The common course redesign strategy applies particularly well to the college-prep (developmental) and college-level basic skills courses and a few of the highest-enrollment introductory courses on any campus. These courses are taught at almost all institutions and cover essentially the same material. A consortium of institutions—a community college district or a state higher education system, for example—could adopt the above longitudinal assessment strategy across the consortium by standardizing testing in selected common courses. But an even bolder move would be to decouple teaching from testing in selected common courses. Assessment organizations such as ACT (www.act.org), College Board (www.collegeboard.com), ETS (www.ets.org), and others offer standardized tests (and course materials) in a number of skills- and intro-level common courses, and most of these are or soon will be available in an Internet-delivery format, sometimes involving sophisticated assessment methodologies beyond the true/false and multiple-choice formats. What’s more, the reductions in direct instructional expenses resulting from common course redesign—an average of 40 percent for the 30 NCAT partners—could more than offset the expenses of externally provided assessment, when those assessment expenses could not be passed along to students.

Stumbling Blocks and Solutions

The problem is, many institutions are undoubtedly hesitant to publish learning outcome data that can be compared to the same data from other institutions—the growing expectation of policy makers. Perhaps some recent developments in another aspect of institutional learning assessment could inform this comparative issue:

Retention and graduation rates are the most common externally reported measures of learning. Yet, they reflect many factors other than learning, while accounting for learning only by assuming that retained and graduated students must have learned something to justify their credit-recorded success. There is no comparative, standardized basis for reporting these rates, and they are not universally provided.
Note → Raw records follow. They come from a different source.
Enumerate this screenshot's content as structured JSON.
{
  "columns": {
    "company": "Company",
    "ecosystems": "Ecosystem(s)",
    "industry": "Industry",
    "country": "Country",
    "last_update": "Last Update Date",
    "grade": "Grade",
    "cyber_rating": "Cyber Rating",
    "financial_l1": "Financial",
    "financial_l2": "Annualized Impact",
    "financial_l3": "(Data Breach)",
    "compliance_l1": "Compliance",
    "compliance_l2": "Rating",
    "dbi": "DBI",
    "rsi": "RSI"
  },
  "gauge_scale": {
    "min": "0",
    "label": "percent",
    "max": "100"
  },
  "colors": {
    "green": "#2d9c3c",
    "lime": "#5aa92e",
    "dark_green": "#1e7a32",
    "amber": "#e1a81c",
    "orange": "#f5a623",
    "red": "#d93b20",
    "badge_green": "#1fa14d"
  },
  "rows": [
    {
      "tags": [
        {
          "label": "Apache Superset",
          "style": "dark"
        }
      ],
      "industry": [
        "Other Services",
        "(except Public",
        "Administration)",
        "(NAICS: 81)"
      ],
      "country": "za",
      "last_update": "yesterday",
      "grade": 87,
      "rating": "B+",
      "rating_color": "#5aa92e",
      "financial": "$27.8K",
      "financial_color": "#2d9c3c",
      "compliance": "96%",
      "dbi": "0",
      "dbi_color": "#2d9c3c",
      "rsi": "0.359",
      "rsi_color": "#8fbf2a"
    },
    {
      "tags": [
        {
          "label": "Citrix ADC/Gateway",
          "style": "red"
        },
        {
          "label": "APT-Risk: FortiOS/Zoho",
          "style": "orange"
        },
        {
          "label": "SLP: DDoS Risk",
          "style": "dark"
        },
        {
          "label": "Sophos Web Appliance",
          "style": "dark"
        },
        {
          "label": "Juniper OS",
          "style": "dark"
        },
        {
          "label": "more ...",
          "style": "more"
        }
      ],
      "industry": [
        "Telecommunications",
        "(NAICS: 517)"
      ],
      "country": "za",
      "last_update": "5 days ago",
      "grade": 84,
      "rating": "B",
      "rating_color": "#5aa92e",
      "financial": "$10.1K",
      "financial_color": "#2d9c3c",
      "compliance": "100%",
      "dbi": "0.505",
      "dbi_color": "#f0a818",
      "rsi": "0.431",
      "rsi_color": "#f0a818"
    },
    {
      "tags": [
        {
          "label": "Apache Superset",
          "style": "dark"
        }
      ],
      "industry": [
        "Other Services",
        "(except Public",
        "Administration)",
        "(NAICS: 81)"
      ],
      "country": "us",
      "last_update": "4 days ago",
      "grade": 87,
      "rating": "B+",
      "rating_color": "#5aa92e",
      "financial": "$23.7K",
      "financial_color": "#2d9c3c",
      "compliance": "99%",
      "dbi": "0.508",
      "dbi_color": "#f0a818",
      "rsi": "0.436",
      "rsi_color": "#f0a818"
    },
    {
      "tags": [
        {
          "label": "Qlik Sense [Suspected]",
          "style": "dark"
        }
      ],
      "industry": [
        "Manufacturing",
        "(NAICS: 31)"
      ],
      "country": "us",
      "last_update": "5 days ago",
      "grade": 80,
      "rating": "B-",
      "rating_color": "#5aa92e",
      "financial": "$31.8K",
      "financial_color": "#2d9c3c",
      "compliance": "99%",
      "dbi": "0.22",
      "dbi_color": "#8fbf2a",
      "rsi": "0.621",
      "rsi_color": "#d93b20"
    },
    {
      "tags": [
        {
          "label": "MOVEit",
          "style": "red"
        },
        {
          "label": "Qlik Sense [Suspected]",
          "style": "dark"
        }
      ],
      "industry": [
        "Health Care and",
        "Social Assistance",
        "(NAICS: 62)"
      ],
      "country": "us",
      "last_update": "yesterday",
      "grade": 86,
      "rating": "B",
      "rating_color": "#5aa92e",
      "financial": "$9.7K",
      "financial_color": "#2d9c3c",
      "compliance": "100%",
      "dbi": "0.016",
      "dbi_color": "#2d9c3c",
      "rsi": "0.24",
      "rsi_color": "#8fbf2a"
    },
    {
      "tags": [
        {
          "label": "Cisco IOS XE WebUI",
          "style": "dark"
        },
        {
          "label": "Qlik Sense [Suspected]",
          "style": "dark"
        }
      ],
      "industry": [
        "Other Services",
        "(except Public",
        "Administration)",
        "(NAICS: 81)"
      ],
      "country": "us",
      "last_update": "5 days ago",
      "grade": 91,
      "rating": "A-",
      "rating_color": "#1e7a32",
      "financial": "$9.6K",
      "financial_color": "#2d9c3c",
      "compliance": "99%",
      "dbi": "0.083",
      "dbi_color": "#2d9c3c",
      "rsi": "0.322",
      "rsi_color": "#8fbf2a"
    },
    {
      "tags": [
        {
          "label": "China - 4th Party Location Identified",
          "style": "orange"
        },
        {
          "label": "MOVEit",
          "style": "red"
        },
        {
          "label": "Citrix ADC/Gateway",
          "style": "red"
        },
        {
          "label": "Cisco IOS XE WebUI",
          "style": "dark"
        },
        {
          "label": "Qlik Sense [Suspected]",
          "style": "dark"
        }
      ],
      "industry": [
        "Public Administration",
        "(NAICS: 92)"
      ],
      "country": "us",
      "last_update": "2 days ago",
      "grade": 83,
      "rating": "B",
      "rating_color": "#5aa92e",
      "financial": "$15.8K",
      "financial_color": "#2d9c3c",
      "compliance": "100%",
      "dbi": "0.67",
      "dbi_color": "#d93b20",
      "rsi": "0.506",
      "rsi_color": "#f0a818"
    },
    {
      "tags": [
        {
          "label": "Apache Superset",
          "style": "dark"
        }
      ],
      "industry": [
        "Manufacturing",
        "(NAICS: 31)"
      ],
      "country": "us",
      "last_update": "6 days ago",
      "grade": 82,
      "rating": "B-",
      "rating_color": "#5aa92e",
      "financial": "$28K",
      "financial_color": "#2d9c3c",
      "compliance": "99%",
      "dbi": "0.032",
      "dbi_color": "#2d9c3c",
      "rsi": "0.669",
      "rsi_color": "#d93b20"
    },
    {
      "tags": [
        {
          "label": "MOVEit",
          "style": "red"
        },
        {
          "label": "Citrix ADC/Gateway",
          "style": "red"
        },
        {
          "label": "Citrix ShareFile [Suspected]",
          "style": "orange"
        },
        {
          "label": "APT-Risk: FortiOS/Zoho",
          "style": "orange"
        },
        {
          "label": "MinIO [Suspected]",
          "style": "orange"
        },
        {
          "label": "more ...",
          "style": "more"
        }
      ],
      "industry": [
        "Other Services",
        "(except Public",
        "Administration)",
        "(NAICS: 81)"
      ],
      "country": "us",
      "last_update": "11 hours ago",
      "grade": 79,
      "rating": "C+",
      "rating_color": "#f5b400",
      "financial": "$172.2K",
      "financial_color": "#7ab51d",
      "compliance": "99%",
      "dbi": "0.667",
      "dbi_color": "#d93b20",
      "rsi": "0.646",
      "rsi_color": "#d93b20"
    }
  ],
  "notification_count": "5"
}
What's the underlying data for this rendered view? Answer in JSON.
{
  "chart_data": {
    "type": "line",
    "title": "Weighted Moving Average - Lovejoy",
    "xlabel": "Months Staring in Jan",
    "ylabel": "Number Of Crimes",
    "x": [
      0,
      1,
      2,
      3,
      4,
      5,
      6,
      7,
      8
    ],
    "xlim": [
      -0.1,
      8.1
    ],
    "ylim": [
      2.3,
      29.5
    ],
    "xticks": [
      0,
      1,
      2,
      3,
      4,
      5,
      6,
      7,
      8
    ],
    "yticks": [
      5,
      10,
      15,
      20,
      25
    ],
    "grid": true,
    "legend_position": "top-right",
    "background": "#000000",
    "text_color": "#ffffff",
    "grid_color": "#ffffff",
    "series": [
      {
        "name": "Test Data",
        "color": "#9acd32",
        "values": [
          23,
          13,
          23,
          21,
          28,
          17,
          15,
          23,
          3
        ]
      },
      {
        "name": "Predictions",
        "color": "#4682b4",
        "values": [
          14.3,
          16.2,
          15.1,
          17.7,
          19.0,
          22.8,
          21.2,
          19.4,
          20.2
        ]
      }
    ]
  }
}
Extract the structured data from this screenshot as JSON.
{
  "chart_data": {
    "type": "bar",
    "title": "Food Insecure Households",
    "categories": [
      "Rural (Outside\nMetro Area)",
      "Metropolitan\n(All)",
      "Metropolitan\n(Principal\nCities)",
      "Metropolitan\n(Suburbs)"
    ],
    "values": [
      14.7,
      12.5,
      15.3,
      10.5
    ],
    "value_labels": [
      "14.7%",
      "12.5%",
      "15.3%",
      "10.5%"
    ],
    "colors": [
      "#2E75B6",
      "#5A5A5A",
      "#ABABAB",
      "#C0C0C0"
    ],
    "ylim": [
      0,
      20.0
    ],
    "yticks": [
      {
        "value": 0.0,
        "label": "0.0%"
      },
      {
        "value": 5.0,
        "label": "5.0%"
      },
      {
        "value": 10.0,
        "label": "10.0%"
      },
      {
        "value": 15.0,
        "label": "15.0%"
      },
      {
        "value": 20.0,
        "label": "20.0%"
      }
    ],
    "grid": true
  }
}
But Alexander Astin, writing in the Oct. 22, 2004 issue of the Chronicle Review (“To Use Graduation Rates to Measure Excellence, You Have to Do Your Homework,”) recently reported some hope for more meaningfully reporting graduation rates. Astin made a case for reporting actual versus “expected” graduation rates as a basis for taking into account institutional type and the socio-educational profile of its first-year class. Possibly, this work will find application at the level of the set of courses most closely linked to retention and graduation—again, the college-prep and college-level basic skills courses, along with a handful of college intro courses, which taken together account for a high percentage of all enrollments, and could be externally assessed as per our discussion above.

Technology to the Rescue

Yes, technology can play a role in assessing learning; more than a labor-saving role. Today’s course management systems and assessment technologies make it possible to:

  • Deploy a continuous feedback loop of study-assessment-mastery in a variety of courses.
  • Develop a common (standardized) institutional, longitudinal assessment strategy for high-enrollment courses taught by multiple instructors—a strategy that assesses the course as a whole, not each of its instances taught by different instructors.
  • Participate in a consortium to extend the (preceding) whole-course, common-course longitudinal strategy across institutions.
  • Decouple teaching from testing in basic skills areas and selected intro-level disciplinary and professional courses by using nationally “normed” assessments (and materials) available from trusted external assessment providers.